Festivais e movimento
Mais do que a si mesmo, Telmo representa um movimento que se expressa nos festivais nativistas, onde as composições ganham refinamento nas letras e riqueza nas melodias. Saem de cena os ritmos fáceis e as rimas simplórias de Teixeirinha e Gildo de Freitas e entram letristas rebuscados, como Rillo, Luiz Coronel, Sérgio Napp, Colmar Duarte, Antonio Augusto Ferreira e músicos da estirpe de Renato Borghetti, Luis Carlos Borges, Lúcio Yanel e Yamandu Costa. A eles se juntam grandes intérpretes, vozes que imortalizaram canções, como Leopoldo Rassier, César Passarinho, Fátima Gimenez, Loma e Maria Luiza Benitez. Mas entre todos esses, só um foi ao mesmo tempo compositor, letrista e intérprete: Telmo de Lima Freitas.

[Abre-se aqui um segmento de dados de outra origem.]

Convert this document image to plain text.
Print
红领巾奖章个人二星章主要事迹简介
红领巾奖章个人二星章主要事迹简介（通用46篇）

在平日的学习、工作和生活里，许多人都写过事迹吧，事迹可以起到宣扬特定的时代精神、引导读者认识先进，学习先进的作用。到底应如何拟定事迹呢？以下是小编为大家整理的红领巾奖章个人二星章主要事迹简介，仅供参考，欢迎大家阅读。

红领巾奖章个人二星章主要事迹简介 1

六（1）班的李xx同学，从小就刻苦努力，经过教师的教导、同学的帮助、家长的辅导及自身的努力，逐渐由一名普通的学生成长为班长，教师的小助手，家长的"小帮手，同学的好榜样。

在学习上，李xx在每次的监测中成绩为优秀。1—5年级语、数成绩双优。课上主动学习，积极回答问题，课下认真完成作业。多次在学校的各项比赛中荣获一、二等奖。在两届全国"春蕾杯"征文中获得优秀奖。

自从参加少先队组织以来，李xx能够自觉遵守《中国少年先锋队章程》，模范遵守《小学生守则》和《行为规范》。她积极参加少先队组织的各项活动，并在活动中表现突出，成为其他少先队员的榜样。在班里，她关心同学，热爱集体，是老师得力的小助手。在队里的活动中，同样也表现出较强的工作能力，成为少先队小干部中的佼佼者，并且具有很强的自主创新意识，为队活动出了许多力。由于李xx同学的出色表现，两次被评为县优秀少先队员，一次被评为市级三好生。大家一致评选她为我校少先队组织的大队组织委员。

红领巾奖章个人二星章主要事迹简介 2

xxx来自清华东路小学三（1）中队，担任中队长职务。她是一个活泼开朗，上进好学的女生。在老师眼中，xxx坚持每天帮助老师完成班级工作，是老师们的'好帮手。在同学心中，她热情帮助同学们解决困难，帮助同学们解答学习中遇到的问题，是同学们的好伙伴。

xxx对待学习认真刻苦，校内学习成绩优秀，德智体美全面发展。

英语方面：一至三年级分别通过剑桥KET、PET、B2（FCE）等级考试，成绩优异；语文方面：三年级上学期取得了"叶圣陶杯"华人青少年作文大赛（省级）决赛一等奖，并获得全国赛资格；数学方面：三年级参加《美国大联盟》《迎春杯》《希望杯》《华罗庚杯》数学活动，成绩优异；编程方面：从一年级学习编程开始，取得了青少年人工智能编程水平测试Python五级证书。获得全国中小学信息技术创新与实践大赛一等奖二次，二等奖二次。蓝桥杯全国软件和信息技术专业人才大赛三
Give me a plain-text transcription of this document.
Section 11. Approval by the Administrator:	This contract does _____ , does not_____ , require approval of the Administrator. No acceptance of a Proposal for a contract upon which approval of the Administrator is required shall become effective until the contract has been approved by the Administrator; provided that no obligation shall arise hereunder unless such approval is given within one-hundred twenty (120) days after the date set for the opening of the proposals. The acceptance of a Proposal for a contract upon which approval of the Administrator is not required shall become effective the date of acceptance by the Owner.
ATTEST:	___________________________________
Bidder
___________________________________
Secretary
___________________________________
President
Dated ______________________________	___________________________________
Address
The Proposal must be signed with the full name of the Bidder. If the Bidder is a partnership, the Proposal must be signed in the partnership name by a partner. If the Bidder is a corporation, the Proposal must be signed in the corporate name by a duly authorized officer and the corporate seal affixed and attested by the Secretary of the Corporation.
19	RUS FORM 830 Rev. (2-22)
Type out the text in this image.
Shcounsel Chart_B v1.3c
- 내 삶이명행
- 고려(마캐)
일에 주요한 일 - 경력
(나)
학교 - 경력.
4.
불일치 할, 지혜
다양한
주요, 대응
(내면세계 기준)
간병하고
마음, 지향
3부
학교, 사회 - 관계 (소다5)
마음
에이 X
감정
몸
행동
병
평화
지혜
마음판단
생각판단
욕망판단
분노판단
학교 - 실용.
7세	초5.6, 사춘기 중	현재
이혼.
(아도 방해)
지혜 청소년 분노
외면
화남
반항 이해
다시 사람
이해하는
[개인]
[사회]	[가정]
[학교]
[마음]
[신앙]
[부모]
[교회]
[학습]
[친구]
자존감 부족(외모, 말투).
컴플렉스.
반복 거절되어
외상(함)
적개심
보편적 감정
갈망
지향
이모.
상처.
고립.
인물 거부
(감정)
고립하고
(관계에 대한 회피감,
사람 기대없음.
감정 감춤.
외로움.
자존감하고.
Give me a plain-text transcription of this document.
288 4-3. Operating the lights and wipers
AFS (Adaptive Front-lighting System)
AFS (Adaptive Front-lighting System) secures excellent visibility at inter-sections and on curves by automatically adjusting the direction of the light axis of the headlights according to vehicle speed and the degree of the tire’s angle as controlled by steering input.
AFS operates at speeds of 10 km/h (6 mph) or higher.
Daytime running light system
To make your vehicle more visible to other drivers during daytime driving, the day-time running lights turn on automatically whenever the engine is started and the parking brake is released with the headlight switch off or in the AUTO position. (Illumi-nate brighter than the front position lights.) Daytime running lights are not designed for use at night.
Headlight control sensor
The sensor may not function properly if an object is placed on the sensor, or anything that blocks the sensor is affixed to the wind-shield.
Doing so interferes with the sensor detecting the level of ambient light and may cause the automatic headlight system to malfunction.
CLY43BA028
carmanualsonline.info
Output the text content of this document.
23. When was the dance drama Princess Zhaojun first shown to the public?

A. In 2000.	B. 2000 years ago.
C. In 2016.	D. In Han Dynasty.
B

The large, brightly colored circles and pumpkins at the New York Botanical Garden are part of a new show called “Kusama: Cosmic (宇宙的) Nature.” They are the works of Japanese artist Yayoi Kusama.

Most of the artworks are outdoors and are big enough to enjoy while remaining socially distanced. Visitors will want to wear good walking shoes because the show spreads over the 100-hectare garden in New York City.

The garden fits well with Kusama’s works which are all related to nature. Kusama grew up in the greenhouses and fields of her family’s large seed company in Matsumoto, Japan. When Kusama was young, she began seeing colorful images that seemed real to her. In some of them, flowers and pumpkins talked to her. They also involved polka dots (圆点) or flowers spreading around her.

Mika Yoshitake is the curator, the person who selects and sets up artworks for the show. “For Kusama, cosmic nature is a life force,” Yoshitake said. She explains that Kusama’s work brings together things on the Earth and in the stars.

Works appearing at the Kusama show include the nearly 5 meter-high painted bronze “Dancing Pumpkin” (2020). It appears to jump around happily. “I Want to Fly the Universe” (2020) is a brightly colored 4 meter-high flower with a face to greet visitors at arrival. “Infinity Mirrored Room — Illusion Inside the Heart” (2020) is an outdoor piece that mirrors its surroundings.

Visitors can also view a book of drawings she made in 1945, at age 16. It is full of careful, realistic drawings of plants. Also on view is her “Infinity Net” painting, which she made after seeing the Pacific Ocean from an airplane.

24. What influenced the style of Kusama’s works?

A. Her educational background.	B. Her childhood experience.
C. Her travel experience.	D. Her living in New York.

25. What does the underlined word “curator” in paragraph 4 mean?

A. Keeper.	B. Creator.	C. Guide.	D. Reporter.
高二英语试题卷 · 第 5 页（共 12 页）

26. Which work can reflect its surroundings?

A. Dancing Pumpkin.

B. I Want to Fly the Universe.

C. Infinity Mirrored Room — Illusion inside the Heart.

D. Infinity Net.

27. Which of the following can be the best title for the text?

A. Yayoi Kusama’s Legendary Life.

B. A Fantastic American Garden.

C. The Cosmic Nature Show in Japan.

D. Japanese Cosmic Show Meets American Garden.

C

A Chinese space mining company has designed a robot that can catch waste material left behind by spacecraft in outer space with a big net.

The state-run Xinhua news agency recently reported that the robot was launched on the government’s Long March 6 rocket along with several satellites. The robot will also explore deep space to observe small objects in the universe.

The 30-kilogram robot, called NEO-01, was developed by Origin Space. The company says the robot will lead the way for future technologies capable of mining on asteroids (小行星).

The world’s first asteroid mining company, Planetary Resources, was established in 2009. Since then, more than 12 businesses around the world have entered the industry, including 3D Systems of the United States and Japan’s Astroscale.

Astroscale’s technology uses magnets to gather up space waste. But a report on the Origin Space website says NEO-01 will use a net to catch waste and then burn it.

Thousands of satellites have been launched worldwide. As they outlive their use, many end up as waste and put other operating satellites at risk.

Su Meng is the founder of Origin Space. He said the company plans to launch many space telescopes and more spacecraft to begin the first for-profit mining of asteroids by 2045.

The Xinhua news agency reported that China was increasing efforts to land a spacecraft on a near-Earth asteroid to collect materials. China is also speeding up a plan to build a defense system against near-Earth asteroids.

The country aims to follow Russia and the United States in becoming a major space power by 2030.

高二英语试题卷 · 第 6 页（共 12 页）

E assim, todos lembrarão dele como o homem senhor de sua arte. Optou por morar num sítio em Cachoeirinha, perto de Porto Alegre. Cultivava o galpão, as cordas, o couro e algumas habilidades, como a de fazer botas garrão de potro. Fazia e vivia suas próprias composições. Abre o poncho dessa alma, prenda minha/ Que eu preciso me abrigar, canta em Prenda Minha, composição clássica na qual, ao final de cada estrofe, repete o verso. Era uma marca registrada. Saborear a palavra, o som, e entregá-la novamente a quem ouve. Músicas que pareciam sempre pedir para ficar. E ficaram.